How academics can distinguish themselves through HR certification
Dr Amna Yousaf CAHR
Lecturer, Swinburne University of Technology
The first HR academic to achieve HR certification through AHRI’s Academic Certification Pathway explains why it’s important to the profession.
As a seasoned academic who was new to the HR landscape in Australia, achieving certification made lot of sense to Amna Yousaf. Originally from Pakistan, Amna saw AHRI’s Academic Certification Pathway as an opportunity to differentiate herself in a foreign market. “The AHRI certification program is a professional opportunity that I never would have had working in Pakistan,” she says.
“As a researcher, continuing professional development is important to me. It’s a great marker of your abilities as an HR academic, and I see it becoming more and more important going forward.”

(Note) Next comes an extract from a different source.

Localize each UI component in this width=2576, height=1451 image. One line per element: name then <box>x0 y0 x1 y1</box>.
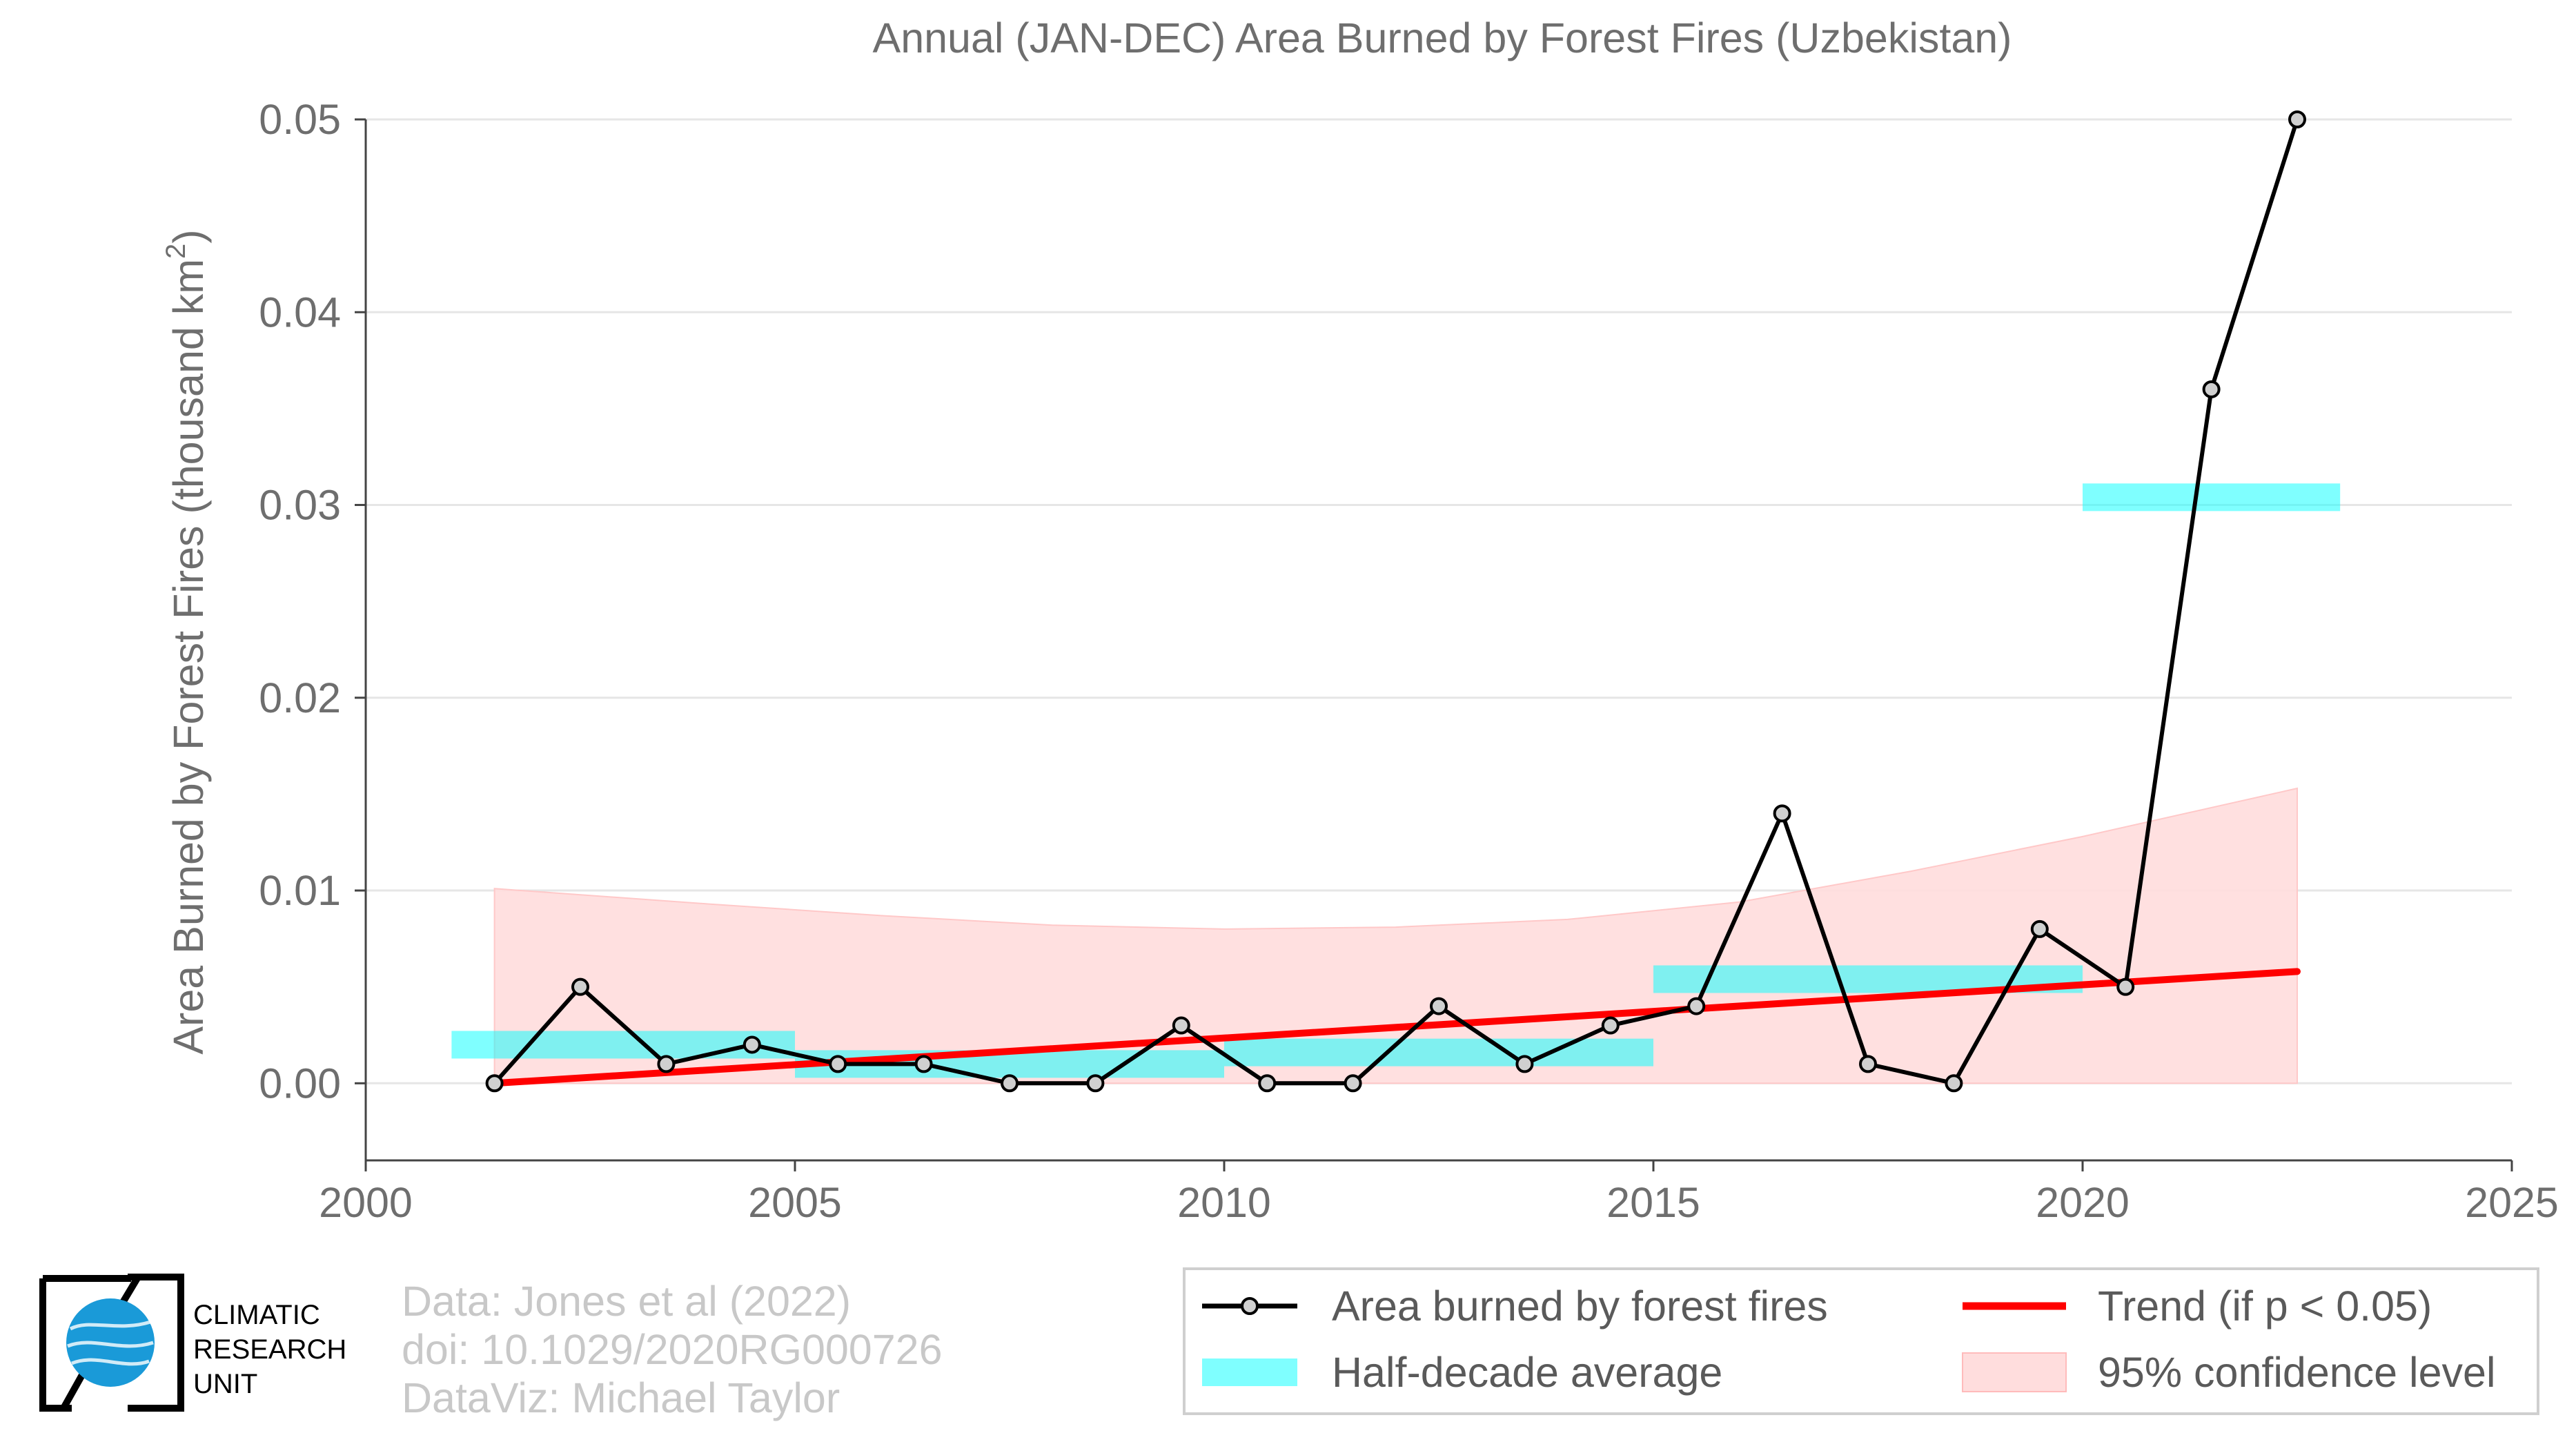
data-point <box>1172 1016 1190 1035</box>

Amna is now a lecturer at Swinburne University in Melbourne – teaching organisational behaviour at a postgraduate level and innovation at an undergraduate level. She also publishes works in peer-reviewed journals, is a volunteer reviewer of other people’s journal articles, and is a supervisor and examiner of PhD theses. The fact that she felt certification would distinguish her already illustrious resume is a testament to the value she places on it.
“I like to be viewed as a good researcher,” says Amna. “I want to earn a good name in HR a few years down the road, and the continued professional development opportunities that certification provides will help me along the way.”
New academic beginnings
The HR Certification Academic Pathway requires a portfolio submission. For hers, Amna turned her attention to her contemporaries overseas, exploring the high turnover rates of academics in Pakistan and the Netherlands. She was interested in the fact that both countries were experiencing the same problem, despite their very different locales, economic circumstances, and cultural contexts.
In her quest to understand why both struggled to hold onto academic staff, Amna measured employee satisfaction and looked at the HR programs run by the universities, and what factors influenced both. She looked particularly closely at the role line managers and senior managers were playing.
“What I found is that line managers were having a very strong impact on employee satisfaction as opposed to more senior managers,” she says.
“The line manager is directly involved in carrying out HR practices such as performance appraisal, performance management and providing feedback – tasks that senior management, or even HR, were not directly involved in.”
Amna’s research showed that the problem lay in line managers’ lack of experience in carrying out HR tasks. “If employees think that managers are not playing their role effectively, or if they are unsatisfied with the HR practices being implemented, such as the performance management system, their perception of the organisation will not be a good one. The level of fairness, trust and loyalty will suffer.”
Amna not only made an impression on the Australian HR landscape through her portfolio research, but also on universities in Pakistan and the Netherlands. “They were really pleased with the results,” she says. “They were committed to beginning some interventions and programs which could help develop the managers.”
Searching for answers
It’s no surprise Amna’s research had such practical applications. The new HR Certification Academic Pathway allows experienced academics to distinguish themselves as leaders in the field of HR thinking and knowledge. “Having the certification post-nominal is a signifier to your colleagues, peers and the industry that you have reached the highest level in the profession. Your abilities are proven through certification,” says Amna.
“The professional recognition framework that you complete in the program and against which AHRI tests your eligibility displays not only your technical knowledge, but the skills and behaviours necessary to perform as an HR academic. It helps you understand how well you are engaged with the HR industry and whether you are contributing to it with your research.”
Amna recommends other academics follow suit and achieve certification through the Academic Pathway, as it has vastly improved her belief in her own capabilities.
“I found that achieving certification really enhanced my professional self-identity. I feel more competent and able to solve problems, and I’m pretty confident that it will enhance my understanding of the field as a whole.”